名前
arch_prctl - アーキテクチャ固有のスレッド状態を設定する
書式
#include <asm/prctl.h> #include <sys/prctl.h>
int arch_prctl(int code, unsigned long addr)
説明
arch_prctl() 関数はアーキテクチャ固有のプロセス状態またはスレッド状態を設定する。 code は副機能を選択し、引き数 addr を副機能に渡す。
x86-64 の副機能は以下の通り:
ARCH_SET_FS | |
FS レジスタの 64 ビットベースを addr に設定する。 | |
ARCH_GET_FS | |
現在のスレッドの FS レジスタの 64 ビットベース値を、 addr パラメータで指される unsigned long で指定する。 | |
ARCH_SET_GS | |
GS レジスタの 64 ビットベースを addr に設定する。 | |
ARCH_GET_GS | |
現在のスレッドの GS レジスタの 64 ビットベース値を、 addr パラメータで指される unsigned long で指定する。 | |
返り値
成功すると、 arch_prctl() は 0 を返す。エラーの場合、-1 を返し、 errno をエラーを示す値に設定する。
エラー
EFAULT | addr がアンマップされたアドレスを指しているか、プロセスのアドレス空間の外にある。 |
EINVAL | code が有効なサブコマンドでない。 |
EPERM | addr がプロセスのアドレス空間の外にある。 |
準拠
arch_prctl() は Linux/x86-64 拡張であり、移植性を意図したプログラムでは使うべきでない。
注意
arch_prctl() は現在のところ Linux/x86-64 上の 64 ビットプログラムでのみサポートされている。
新しい 32 ビットセグメントセレクタがロードされた場合、 64 ビットベースは変更される。

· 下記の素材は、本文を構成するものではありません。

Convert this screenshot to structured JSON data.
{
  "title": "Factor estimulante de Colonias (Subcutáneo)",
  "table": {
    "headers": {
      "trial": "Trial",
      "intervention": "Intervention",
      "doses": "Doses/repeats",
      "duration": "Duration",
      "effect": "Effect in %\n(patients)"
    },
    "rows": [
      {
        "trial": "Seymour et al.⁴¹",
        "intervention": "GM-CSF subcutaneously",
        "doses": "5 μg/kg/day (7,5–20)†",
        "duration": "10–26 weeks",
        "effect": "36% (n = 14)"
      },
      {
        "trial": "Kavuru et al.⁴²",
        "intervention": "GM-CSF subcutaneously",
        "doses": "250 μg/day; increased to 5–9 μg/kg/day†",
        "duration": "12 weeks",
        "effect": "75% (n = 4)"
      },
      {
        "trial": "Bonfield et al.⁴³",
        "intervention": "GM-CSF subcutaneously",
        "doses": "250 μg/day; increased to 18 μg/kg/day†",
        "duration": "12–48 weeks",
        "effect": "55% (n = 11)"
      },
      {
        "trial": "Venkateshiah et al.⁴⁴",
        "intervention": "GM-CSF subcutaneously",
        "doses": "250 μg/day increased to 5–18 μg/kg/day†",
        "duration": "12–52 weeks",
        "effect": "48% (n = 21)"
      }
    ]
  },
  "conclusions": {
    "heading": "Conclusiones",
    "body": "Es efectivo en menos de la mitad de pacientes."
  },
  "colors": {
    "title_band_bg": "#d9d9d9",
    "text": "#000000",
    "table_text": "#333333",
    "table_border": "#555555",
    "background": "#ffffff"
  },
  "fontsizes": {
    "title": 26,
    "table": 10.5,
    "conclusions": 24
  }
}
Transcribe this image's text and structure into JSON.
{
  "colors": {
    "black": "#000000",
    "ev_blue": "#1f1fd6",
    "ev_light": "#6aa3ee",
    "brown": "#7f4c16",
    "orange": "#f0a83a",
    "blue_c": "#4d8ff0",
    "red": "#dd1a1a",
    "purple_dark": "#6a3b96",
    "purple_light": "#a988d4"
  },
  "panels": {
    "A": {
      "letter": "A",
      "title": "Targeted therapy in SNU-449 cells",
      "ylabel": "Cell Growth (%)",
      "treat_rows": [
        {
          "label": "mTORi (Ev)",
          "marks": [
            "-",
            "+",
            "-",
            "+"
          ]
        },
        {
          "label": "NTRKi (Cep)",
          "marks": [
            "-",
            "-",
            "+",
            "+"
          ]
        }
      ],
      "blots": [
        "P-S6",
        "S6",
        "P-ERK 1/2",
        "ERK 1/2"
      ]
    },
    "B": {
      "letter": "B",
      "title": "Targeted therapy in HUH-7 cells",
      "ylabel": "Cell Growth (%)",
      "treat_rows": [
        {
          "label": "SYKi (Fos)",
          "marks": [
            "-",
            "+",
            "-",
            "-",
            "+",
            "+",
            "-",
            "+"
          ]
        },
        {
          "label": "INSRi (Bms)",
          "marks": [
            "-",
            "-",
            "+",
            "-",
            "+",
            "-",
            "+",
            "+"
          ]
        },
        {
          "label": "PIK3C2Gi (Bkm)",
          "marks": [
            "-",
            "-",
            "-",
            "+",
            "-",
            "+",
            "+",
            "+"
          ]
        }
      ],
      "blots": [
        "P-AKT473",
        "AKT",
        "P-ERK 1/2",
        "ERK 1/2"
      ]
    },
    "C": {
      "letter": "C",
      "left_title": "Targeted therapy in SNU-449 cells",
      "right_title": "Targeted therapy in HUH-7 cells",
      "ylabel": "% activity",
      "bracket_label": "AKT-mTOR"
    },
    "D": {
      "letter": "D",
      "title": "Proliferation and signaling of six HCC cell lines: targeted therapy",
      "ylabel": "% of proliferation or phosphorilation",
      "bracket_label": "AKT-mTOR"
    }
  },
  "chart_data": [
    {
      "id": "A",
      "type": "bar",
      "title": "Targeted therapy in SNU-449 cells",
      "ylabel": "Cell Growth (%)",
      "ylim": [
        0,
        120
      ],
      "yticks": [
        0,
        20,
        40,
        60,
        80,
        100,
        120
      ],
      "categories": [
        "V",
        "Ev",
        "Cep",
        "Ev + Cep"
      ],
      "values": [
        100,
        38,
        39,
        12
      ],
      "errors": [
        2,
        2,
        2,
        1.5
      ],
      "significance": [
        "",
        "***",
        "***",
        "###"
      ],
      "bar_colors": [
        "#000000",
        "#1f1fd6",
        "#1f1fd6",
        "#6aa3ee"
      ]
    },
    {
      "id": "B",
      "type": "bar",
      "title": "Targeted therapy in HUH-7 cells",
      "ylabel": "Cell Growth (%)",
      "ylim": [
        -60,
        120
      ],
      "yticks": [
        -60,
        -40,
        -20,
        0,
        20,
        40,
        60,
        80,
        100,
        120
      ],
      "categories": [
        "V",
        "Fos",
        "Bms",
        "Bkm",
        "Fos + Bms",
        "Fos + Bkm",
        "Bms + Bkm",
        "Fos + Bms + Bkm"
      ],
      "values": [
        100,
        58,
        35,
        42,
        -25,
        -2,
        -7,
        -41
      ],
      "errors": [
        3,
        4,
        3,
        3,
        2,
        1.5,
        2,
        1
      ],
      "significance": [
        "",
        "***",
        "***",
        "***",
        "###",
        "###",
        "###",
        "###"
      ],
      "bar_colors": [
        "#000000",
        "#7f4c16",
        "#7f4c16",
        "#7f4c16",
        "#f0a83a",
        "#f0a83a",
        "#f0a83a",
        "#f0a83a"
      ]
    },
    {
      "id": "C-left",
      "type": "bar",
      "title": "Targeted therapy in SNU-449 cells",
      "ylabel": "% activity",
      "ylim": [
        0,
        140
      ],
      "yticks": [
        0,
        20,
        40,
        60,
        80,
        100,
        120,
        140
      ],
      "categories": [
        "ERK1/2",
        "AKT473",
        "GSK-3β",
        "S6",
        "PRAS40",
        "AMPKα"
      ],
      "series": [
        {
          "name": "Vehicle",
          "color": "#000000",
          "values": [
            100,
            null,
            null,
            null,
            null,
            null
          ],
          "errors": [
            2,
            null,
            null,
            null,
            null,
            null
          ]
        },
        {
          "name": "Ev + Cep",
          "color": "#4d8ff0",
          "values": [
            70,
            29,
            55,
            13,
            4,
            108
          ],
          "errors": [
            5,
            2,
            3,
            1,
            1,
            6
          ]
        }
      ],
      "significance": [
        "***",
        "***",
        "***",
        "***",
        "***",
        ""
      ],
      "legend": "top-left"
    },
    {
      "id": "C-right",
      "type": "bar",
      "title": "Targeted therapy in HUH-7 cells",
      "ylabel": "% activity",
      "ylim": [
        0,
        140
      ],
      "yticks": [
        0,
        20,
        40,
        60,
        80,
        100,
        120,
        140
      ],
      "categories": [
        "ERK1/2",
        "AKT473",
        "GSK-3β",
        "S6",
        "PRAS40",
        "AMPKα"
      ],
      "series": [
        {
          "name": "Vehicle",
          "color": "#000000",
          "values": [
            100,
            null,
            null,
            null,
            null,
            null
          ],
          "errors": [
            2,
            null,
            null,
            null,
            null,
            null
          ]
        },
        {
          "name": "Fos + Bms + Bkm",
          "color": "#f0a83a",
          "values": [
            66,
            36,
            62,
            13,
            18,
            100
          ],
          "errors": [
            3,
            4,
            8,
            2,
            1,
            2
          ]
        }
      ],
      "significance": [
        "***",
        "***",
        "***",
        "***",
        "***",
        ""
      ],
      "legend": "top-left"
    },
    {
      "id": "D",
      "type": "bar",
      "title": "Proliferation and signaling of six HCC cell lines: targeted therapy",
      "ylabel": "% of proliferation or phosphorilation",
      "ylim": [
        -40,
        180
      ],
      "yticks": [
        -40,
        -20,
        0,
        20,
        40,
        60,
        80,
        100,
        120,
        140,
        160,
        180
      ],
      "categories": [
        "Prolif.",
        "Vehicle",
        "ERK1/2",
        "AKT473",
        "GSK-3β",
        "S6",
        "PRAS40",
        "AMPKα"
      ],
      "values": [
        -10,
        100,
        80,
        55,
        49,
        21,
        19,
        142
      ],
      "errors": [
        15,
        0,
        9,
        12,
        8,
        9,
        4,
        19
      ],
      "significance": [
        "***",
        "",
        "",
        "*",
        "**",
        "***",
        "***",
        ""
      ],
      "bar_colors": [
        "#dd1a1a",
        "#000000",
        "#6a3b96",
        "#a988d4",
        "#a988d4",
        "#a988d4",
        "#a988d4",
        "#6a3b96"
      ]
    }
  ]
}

ARCH_SET_GS が無効にされているカーネルもある。
64 ビットセグメントベースのコンテキストスイッチは、やや高価である。 LDT を modify_ldt(2) で設定してセグメントセレクタを使うか、 2.5 カーネルの set_thread_area(2) システムコールを使うことにより、 32 ビットベースを設定するという高速な代替手段もある。 4GB より大きなベースを設定したい場合にのみ、 arch_prctl() が必要である。 アドレス空間の最初の 2GB にあるメモリは、 mmap(2) に MAP_32BIT フラグを指定して割り当てることができる。
バージョン 2.3.5 時点では、glibc には arch_prctl() のプロトタイプがない。 今のところユーザは自分自身で宣言する必要がある。 これは将来の glibc のバージョンで修正されるかもしれない。
FS はスレッドライブラリで既に使われているかもしれない。